Enables software rendering via drawing an image straight to a window.
Softbuffer integrates with the raw-window-handle
crate
to allow writing pixels to a window in a cross-platform way while using the very high quality dedicated window management
libraries that are available in the Rust ecosystem.
minifb also allows putting a 2D buffer/image on a window in a platform-independent way. Minifb's approach to doing window management itself, however, is problematic code duplication. We already have very high quality libraries for this in the Rust ecosystem (such as winit), and minifb's implementation of window management is not ideal. For example, it occasionally segfaults on some platforms and is missing key features such as the ability to set a window icon. While it would be possible to add these features to minifb, it makes more sense to instead use the standard window handling systems.
What about pixels? Pixels accomplishes a very similar goal to Softbuffer, however there are two key differences. Pixels provides some capacity for GPU-accelerated post-processing of what is displayed, while Softbuffer does not. Due to not having this post-processing, Softbuffer does not rely on the GPU or hardware accelerated graphics stack in any way, and is thus more portable to installations that do not have access to hardware acceleration (e.g. VMs, older computers, computers with misconfigured drivers). Softbuffer should be used over pixels when its GPU-accelerated post-processing effects are not needed.
This library is dual-licensed under MIT or Apache-2.0, just like minifb and rust. Significant portions of code were taken from the minifb library to do platform-specific work.
Some, but not all, platforms supported in raw-window-handle are supported by Softbuffer. Pull requests are welcome to add new platforms! Nonetheless, all major desktop platforms that winit uses on desktop are supported.
For now, the priority for new platforms is: 1) to have at least one platform on each OS working (e.g. one of Win32 or WinRT, or one of Xlib, Xcb, and Wayland) and 2) for that one platform on each OS to be the one that winit uses.

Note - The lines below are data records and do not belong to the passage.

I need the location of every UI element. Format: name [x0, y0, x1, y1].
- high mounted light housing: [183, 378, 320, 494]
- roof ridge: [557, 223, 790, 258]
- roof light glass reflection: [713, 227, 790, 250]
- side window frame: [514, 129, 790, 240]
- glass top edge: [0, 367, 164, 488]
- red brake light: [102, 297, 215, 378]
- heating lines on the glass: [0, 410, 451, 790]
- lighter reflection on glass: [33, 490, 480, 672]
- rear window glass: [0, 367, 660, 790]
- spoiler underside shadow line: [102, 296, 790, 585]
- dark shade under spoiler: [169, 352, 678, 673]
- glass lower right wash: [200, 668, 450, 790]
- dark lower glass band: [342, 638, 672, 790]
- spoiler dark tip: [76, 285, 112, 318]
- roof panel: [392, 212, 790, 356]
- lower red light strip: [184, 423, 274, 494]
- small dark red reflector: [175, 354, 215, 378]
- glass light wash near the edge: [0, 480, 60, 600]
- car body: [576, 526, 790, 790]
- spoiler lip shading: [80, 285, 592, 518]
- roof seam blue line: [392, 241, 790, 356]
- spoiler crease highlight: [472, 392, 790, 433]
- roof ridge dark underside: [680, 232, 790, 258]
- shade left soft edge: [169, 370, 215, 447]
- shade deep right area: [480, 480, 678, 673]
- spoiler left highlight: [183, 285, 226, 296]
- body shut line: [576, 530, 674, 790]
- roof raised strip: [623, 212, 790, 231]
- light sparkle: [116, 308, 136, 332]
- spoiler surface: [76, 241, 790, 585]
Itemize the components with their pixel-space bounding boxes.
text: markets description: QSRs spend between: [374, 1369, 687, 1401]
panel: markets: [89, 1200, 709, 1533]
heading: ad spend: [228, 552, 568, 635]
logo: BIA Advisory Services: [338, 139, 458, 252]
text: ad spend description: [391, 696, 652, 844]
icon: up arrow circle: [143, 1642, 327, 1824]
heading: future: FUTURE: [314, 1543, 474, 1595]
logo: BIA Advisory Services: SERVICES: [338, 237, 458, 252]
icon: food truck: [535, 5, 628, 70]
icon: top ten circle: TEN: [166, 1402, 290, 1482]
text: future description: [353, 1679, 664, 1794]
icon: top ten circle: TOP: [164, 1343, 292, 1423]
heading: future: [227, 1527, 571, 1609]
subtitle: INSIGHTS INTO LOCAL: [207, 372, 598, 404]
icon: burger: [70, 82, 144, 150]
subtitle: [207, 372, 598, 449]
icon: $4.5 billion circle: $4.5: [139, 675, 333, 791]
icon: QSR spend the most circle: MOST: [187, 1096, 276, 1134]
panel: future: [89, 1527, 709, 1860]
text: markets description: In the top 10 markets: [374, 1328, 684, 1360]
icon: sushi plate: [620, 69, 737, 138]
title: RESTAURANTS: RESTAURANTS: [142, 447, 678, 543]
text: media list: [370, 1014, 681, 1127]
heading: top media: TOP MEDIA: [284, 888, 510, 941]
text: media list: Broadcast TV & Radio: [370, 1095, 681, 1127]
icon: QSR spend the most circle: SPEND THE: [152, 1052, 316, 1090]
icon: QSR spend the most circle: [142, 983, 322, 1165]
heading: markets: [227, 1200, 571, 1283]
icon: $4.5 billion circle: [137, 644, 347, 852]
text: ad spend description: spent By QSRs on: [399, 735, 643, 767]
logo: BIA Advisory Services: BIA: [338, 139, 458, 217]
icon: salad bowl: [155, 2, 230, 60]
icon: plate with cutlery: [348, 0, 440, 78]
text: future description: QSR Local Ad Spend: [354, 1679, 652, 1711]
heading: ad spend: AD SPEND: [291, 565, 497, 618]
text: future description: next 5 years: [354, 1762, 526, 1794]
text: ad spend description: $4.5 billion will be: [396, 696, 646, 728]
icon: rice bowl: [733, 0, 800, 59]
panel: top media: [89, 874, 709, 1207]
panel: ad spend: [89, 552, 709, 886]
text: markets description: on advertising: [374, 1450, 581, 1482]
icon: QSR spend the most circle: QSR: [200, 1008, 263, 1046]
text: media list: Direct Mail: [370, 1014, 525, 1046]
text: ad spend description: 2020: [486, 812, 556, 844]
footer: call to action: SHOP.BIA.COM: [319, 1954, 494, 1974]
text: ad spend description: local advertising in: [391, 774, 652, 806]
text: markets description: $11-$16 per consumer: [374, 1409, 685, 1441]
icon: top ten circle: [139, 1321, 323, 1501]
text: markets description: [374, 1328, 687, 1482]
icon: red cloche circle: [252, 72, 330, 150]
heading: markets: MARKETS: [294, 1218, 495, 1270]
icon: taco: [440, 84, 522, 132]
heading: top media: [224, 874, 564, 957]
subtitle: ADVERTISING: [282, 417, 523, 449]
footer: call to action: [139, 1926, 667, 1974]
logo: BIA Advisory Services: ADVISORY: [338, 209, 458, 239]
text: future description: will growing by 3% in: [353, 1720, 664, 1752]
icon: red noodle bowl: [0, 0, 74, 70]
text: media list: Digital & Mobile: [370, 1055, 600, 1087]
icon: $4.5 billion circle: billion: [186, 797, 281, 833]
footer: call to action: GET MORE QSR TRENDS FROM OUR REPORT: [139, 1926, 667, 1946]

(PRs will be accepted for any platform, even if it does not follow the above priority.)
Platform | |
---|---|
Android NDK | ❌ |
AppKit | ✅ |
Orbital | ✅ |
UIKit | ✅ |
Wayland | ✅ |
Web | ✅ |
Win32 | ✅ |
WinRT | ❌ |
XCB | ✅ |
Xlib | ✅ |
✅: Present\ ❔: Immature\ ❌: Absent
To run an example with the web backend: cargo run-wasm --example winit
use std::num::NonZeroU32;
use std::rc::Rc;
use winit::event::{Event, WindowEvent};
use winit::event_loop::{ControlFlow, EventLoop};
use winit::window::Window;
#[path = "../examples/utils/winit_app.rs"]
mod winit_app;
fn main() {
let event_loop = EventLoop::new().unwrap();
let mut app = winit_app::WinitAppBuilder::with_init(|elwt| {
let window = {
let window = elwt.create_window(Window::default_attributes());
Rc::new(window.unwrap())
};
let context = softbuffer::Context::new(window.clone()).unwrap();
let surface = softbuffer::Surface::new(&context, window.clone()).unwrap();
(window, surface)
}).with_event_handler(|state, event, elwt| {
let (window, surface) = state;
elwt.set_control_flow(ControlFlow::Wait);
match event {
Event::WindowEvent { window_id, event: WindowEvent::RedrawRequested } if window_id == window.id() => {
let (width, height) = {
let size = window.inner_size();
(size.width, size.height)
};
surface
.resize(
NonZeroU32::new(width).unwrap(),
NonZeroU32::new(height).unwrap(),
)
.unwrap();
let mut buffer = surface.buffer_mut().unwrap();
for index in 0..(width * height) {
let y = index / width;
let x = index % width;
let red = x % 255;
let green = y % 255;
let blue = (x * y) % 255;
buffer[index as usize] = blue | (green << 8) | (red << 16);
}
buffer.present().unwrap();
}
Event::WindowEvent {
event: WindowEvent::CloseRequested,
window_id,
} if window_id == window.id() => {
elwt.exit();
}
_ => {}
}
});
event_loop.run_app(&mut app).unwrap();
}
This crate's Minimum Supported Rust Version (MSRV) is 1.70. Changes to the MSRV will be accompanied by a minor version bump.
As a tentative policy, the upper bound of the MSRV is given by the following formula:
min(sid, stable - 3)
Where sid
is the current version of rustc
provided by Debian Sid, and
stable
is the latest stable version of Rust. This bound may be broken in case of a major ecosystem shift or a security vulnerability.
Orbital is not covered by this MSRV policy, as it requires a Rust nightly toolchain to compile.
All crates in the rust-windowing
organizations have the
same MSRV policy.
See the changelog for a list of this package's versions and the changes made in each version.